How to plan a trip, when you don’t have the time
• Put a shout out to trusted social networks- Facebook and Twitter- for advice, recommendations, itinerary ideas.
• Followup with Tripadvisor and travel forums to see reviews.
• Download iPhone/iPad/Android travel apps on the city (i.e. I love metro map apps or anything on navigation).
• Head to Google searches. My Google search actually calls up travel articles, written by other travel bloggers.
Let me note, when I do my searches I’m very scrutinizing about what I read and “invest” my time in. I need and want solid information– cut-the-bullshit –fast. Google, I find, tends to rank the most information-packed and somewhat instructional articles first, versus “Here’s me and my boyfriend on our vacation…” types of posts.
What’s so fantastic about “travel bloggers” if they’re not experts or professionals?
I beg to differ on that.
Sure, you’ve got your homespun travel blog, which is like a diary entry. But you’ve also got more bloggers out there wanting to make it a career. With the latter, they’re refining their techniques.
But back to social media and society’s need for more personal recommendations… With travel bloggers, I feel like they’re in the trenches of travel with me. They’ve experienced unique places, some bloggers, their travel is similar in style to mine and many are excellent at sharing the “How to” information they’ve collected. Although guidebooks like Lonely Planet and Rough Guides hire writers that are travelers also, we don’t see their personalities or the struggles they face as travelers, and that can be a frame of reference, which makes travel bloggers more attractive.
Travel bloggers are like an online travel reality show personalities. If they post the occasional photo of “my horror hotel” or “avoid this” to accompany a description, I feel an immediate kinship. It gives me extra peace of mind, if the blogger posts an informative location photo, which gives me visual reference to a place I’m going to or how to get there (informative pictures vs cultural ones is what I wish guidebooks had more of). But even if I’ve come to their website for the very first time, strictly for the information, I get that feeling that they’re very human, accessible and someone I can relate to… like a Facebook friend or a fellow traveler on Tripadvisor… someone like me.

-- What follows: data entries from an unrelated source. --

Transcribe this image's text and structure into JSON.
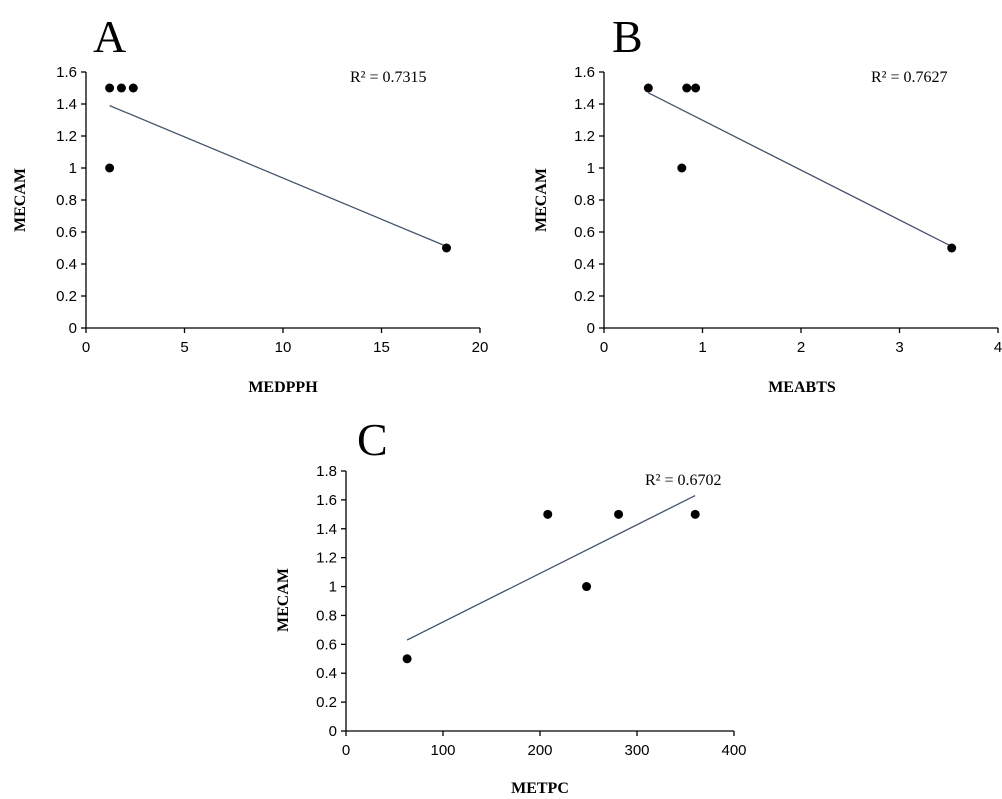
{
  "chart_data": [
    {
      "type": "scatter",
      "panel_label": "A",
      "xlabel": "MEDPPH",
      "ylabel": "MECAM",
      "xlim": [
        0,
        20
      ],
      "ylim": [
        0,
        1.6
      ],
      "x_ticks": [
        "0",
        "5",
        "10",
        "15",
        "20"
      ],
      "y_ticks": [
        "0",
        "0.2",
        "0.4",
        "0.6",
        "0.8",
        "1",
        "1.2",
        "1.4",
        "1.6"
      ],
      "points": [
        {
          "x": 1.2,
          "y": 1.5
        },
        {
          "x": 1.8,
          "y": 1.5
        },
        {
          "x": 2.4,
          "y": 1.5
        },
        {
          "x": 1.2,
          "y": 1.0
        },
        {
          "x": 18.3,
          "y": 0.5
        }
      ],
      "trendline": {
        "x": [
          1.2,
          18.3
        ],
        "y": [
          1.39,
          0.51
        ]
      },
      "r2_text": "R² = 0.7315"
    },
    {
      "type": "scatter",
      "panel_label": "B",
      "xlabel": "MEABTS",
      "ylabel": "MECAM",
      "xlim": [
        0,
        4
      ],
      "ylim": [
        0,
        1.6
      ],
      "x_ticks": [
        "0",
        "1",
        "2",
        "3",
        "4"
      ],
      "y_ticks": [
        "0",
        "0.2",
        "0.4",
        "0.6",
        "0.8",
        "1",
        "1.2",
        "1.4",
        "1.6"
      ],
      "points": [
        {
          "x": 0.45,
          "y": 1.5
        },
        {
          "x": 0.84,
          "y": 1.5
        },
        {
          "x": 0.93,
          "y": 1.5
        },
        {
          "x": 0.79,
          "y": 1.0
        },
        {
          "x": 3.53,
          "y": 0.5
        }
      ],
      "trendline": {
        "x": [
          0.45,
          3.53
        ],
        "y": [
          1.47,
          0.51
        ]
      },
      "r2_text": "R² = 0.7627"
    },
    {
      "type": "scatter",
      "panel_label": "C",
      "xlabel": "METPC",
      "ylabel": "MECAM",
      "xlim": [
        0,
        400
      ],
      "ylim": [
        0,
        1.8
      ],
      "x_ticks": [
        "0",
        "100",
        "200",
        "300",
        "400"
      ],
      "y_ticks": [
        "0",
        "0.2",
        "0.4",
        "0.6",
        "0.8",
        "1",
        "1.2",
        "1.4",
        "1.6",
        "1.8"
      ],
      "points": [
        {
          "x": 63,
          "y": 0.5
        },
        {
          "x": 208,
          "y": 1.5
        },
        {
          "x": 248,
          "y": 1.0
        },
        {
          "x": 281,
          "y": 1.5
        },
        {
          "x": 360,
          "y": 1.5
        }
      ],
      "trendline": {
        "x": [
          63,
          360
        ],
        "y": [
          0.63,
          1.63
        ]
      },
      "r2_text": "R² = 0.6702"
    }
  ]
}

Sometimes, the blog, video and photo information they share can offer similar tips and more insight for me than a guidebook.

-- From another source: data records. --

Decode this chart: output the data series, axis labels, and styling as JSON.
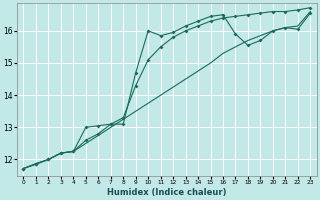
{
  "xlabel": "Humidex (Indice chaleur)",
  "bg_color": "#c2e8e8",
  "grid_color": "#ffffff",
  "line_color": "#1a6b5a",
  "xlim": [
    -0.5,
    23.5
  ],
  "ylim": [
    11.5,
    16.85
  ],
  "yticks": [
    12,
    13,
    14,
    15,
    16
  ],
  "xticks": [
    0,
    1,
    2,
    3,
    4,
    5,
    6,
    7,
    8,
    9,
    10,
    11,
    12,
    13,
    14,
    15,
    16,
    17,
    18,
    19,
    20,
    21,
    22,
    23
  ],
  "series": {
    "line1_x": [
      0,
      1,
      2,
      3,
      4,
      5,
      6,
      7,
      8,
      9,
      10,
      11,
      12,
      13,
      14,
      15,
      16,
      17,
      18,
      19,
      20,
      21,
      22,
      23
    ],
    "line1_y": [
      11.72,
      11.85,
      12.0,
      12.2,
      12.25,
      13.0,
      13.05,
      13.1,
      13.1,
      14.7,
      16.0,
      15.85,
      15.95,
      16.15,
      16.3,
      16.45,
      16.5,
      15.9,
      15.55,
      15.7,
      16.0,
      16.1,
      16.05,
      16.55
    ],
    "line2_x": [
      0,
      1,
      2,
      3,
      4,
      5,
      6,
      7,
      8,
      9,
      10,
      11,
      12,
      13,
      14,
      15,
      16,
      17,
      18,
      19,
      20,
      21,
      22,
      23
    ],
    "line2_y": [
      11.72,
      11.87,
      12.0,
      12.2,
      12.25,
      12.6,
      12.8,
      13.1,
      13.3,
      14.3,
      15.1,
      15.5,
      15.8,
      16.0,
      16.15,
      16.3,
      16.4,
      16.45,
      16.5,
      16.55,
      16.6,
      16.6,
      16.65,
      16.72
    ],
    "line3_x": [
      0,
      1,
      2,
      3,
      4,
      5,
      6,
      7,
      8,
      9,
      10,
      11,
      12,
      13,
      14,
      15,
      16,
      17,
      18,
      19,
      20,
      21,
      22,
      23
    ],
    "line3_y": [
      11.72,
      11.87,
      12.0,
      12.2,
      12.25,
      12.5,
      12.75,
      13.0,
      13.25,
      13.5,
      13.75,
      14.0,
      14.25,
      14.5,
      14.75,
      15.0,
      15.3,
      15.5,
      15.7,
      15.85,
      16.0,
      16.1,
      16.15,
      16.6
    ]
  }
}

Some favorites, which come to mind as being called up in my Google searches for my most recent trip were Mark of Migrationology, a YouTuber and travel blogger, who authors badass information-packed e-book guides on food and travel, YouTuber Steve of QiRanger Adventures who’s your video inspiration into South Korea’s landmark sights and Robert’s Leave Your Daily Hell, who’s informative travel guides and articles are a great resource, as well . These three travel bloggers helped to kill my need for a guidebook on my last trip. They were my guidebooks.
Overall, there’s a wealth of travel bloggers, who are refining their way of crafting information. They’re traveling or are locals at your next destination.
While it might be a stretch to say travel bloggers will completely replace guidebooks, they are the new travel guides of today. They’re all wanting to show you how you can live a fuller and more rewarding travel experience, to do it your way and within your budget.